LE DONNE STRANIERE ABORTISCONO MENO SE HANNO VICINO UN “MEDIATORE”

di Daniela Mignogna
Negli ultimi anni abbiamo assistito alla progressiva diminuzione del tasso di abortività tra le donne italiane a fronte della crescita del ricorso all’IVG (interruzione volontaria di gravidanza). I dati più recenti ci mostrano che anche tra le donne immigrate comincia a calare il tasso di abortività e questo soprattutto in quelle regioni dove sono più avanzati i programmi e le politiche di integrazione, compresi quelli interni al sistema sanitario che prevedono precisi interventi di mediazione linguistica e culturale.  Questo è quanto ha dichiarato il direttore del Reparto salute della donna dell’Istituto Superiore di Sanità, e ha fornito il dato che conferma come il lavoro di queste figure professionali vada ben oltre quella visione volontaristica e ancellare che in molti si ostinano ad avere nei confronti dei circa 4.000 operatori della mediazione sanitaria che operano nel nostro Paese.
Ma non basta. La mediazione fa anche risparmiare risorse e grazie alla mediazione si possono abbattere inappropriatezza prescrittive e terapeutiche a tutto vantaggio delle casse del sistema sanitario nazionale.

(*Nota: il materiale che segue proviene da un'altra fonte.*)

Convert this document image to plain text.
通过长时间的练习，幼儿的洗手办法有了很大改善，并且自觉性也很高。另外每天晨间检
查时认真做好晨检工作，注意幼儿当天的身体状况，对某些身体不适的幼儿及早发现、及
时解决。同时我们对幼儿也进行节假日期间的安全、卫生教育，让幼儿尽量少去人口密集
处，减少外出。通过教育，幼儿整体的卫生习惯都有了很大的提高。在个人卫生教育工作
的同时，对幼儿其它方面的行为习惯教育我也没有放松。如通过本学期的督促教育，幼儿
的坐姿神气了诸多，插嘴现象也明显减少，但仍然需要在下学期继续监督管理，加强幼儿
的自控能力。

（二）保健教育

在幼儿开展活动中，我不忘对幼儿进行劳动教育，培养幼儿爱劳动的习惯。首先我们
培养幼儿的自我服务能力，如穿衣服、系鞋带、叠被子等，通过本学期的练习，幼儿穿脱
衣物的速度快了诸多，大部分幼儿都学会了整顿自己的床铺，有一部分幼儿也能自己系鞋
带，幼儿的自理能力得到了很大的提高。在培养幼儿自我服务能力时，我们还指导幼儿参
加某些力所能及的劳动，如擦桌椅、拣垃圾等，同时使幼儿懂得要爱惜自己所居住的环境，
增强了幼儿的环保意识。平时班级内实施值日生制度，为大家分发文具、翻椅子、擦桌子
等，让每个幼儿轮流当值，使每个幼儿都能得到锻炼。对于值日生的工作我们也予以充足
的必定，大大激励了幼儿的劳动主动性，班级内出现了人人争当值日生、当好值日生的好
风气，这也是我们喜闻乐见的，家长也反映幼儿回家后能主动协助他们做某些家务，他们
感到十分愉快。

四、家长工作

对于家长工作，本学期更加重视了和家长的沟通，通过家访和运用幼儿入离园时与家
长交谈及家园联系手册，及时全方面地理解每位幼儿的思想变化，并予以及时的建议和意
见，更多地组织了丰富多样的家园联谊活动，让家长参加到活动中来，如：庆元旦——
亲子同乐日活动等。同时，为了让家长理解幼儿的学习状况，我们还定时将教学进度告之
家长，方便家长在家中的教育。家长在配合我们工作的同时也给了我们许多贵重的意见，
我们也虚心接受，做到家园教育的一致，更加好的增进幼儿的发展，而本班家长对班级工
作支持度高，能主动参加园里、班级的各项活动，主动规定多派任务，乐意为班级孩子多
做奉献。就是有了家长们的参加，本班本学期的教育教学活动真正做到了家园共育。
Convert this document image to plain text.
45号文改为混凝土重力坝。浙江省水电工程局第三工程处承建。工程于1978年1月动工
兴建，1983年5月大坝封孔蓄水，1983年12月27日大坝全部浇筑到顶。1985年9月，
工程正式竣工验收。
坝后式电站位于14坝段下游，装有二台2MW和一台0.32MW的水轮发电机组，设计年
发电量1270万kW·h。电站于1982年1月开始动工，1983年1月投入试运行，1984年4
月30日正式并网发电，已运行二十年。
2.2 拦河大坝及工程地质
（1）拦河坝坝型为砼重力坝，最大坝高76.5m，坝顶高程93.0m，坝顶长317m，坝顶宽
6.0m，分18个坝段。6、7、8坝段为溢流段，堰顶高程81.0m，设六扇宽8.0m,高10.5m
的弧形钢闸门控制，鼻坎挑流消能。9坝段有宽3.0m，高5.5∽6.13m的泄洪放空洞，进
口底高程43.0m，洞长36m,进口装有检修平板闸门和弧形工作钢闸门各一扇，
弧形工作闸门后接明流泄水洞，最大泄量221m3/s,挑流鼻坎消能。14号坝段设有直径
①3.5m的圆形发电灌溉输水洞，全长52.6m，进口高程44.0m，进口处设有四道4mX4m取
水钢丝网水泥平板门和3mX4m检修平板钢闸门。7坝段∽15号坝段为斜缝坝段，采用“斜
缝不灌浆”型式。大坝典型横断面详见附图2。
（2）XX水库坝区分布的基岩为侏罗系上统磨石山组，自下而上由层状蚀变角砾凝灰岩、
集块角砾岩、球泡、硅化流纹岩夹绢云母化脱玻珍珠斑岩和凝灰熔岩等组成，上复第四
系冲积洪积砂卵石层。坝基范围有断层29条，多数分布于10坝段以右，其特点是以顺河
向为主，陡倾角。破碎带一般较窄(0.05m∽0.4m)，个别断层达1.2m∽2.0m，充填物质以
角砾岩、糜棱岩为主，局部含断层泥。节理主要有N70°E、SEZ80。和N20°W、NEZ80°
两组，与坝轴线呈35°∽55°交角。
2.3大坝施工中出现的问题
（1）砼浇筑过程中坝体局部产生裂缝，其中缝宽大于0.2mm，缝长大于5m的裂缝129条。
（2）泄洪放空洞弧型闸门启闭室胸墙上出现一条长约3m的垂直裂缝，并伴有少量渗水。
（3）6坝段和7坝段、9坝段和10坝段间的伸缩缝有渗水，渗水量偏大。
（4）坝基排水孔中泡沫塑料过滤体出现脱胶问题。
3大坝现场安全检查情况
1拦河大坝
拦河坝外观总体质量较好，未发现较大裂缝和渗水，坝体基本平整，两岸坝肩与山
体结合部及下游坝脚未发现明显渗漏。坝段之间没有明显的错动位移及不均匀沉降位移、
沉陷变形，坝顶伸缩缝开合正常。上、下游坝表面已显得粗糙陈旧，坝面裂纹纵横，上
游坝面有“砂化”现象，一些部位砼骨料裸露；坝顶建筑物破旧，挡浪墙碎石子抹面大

Insomma la mediazione sanitaria non è un “peso” da pagare all’immigrazione ma un’opportunità da cogliere per ammodernare il sistema sanitario anche in questa fase di forti flussi immigratori che richiedono risposte certe e stabili, fuori dalla logica emergenziale.
E’ stata chiesta da tempo, ma ancora non ha ancora visto la luce, una legge nazionale per il riconoscimento della figura professionale del mediatore e per la razionalizzazione dell’iter formativo, così da superare l’attuale giungla che vede corsi che offrono attestati anche con sole 50 di lezione a fronte delle 400 previste da una direttiva del 2009 del Ministero del Lavoro, ma che conta anche l’esistenza di corsi di laurea ad hoc.

Le Regioni, in effetti, si sono già mosse ma, come spesso capita in sanità, in modo diverso tra loro. Sia dal punto di vista formativo, avviando corsi con monte ore e caratteristiche diversi, sia dal punto di vista organizzativo. Una diversità da salvaguardare per le specificità dei bisogni e dei territori ma sulla quale nulla osta a una normativa nazionale che fissi i paletti di orientamento per formazione, ruolo e competenze di questi operatori.
Abbiamo tutti gli elementi per fare di queste figure una presenza garantita in tutte le strutture sanitarie pubbliche. E per farlo, non servirebbe neanche una legge, basterebbe la volontà delle amministrazioni regionali e delle Asl, anche se dubito che in questa fase e in questa congiuntura politica esista tale volontà.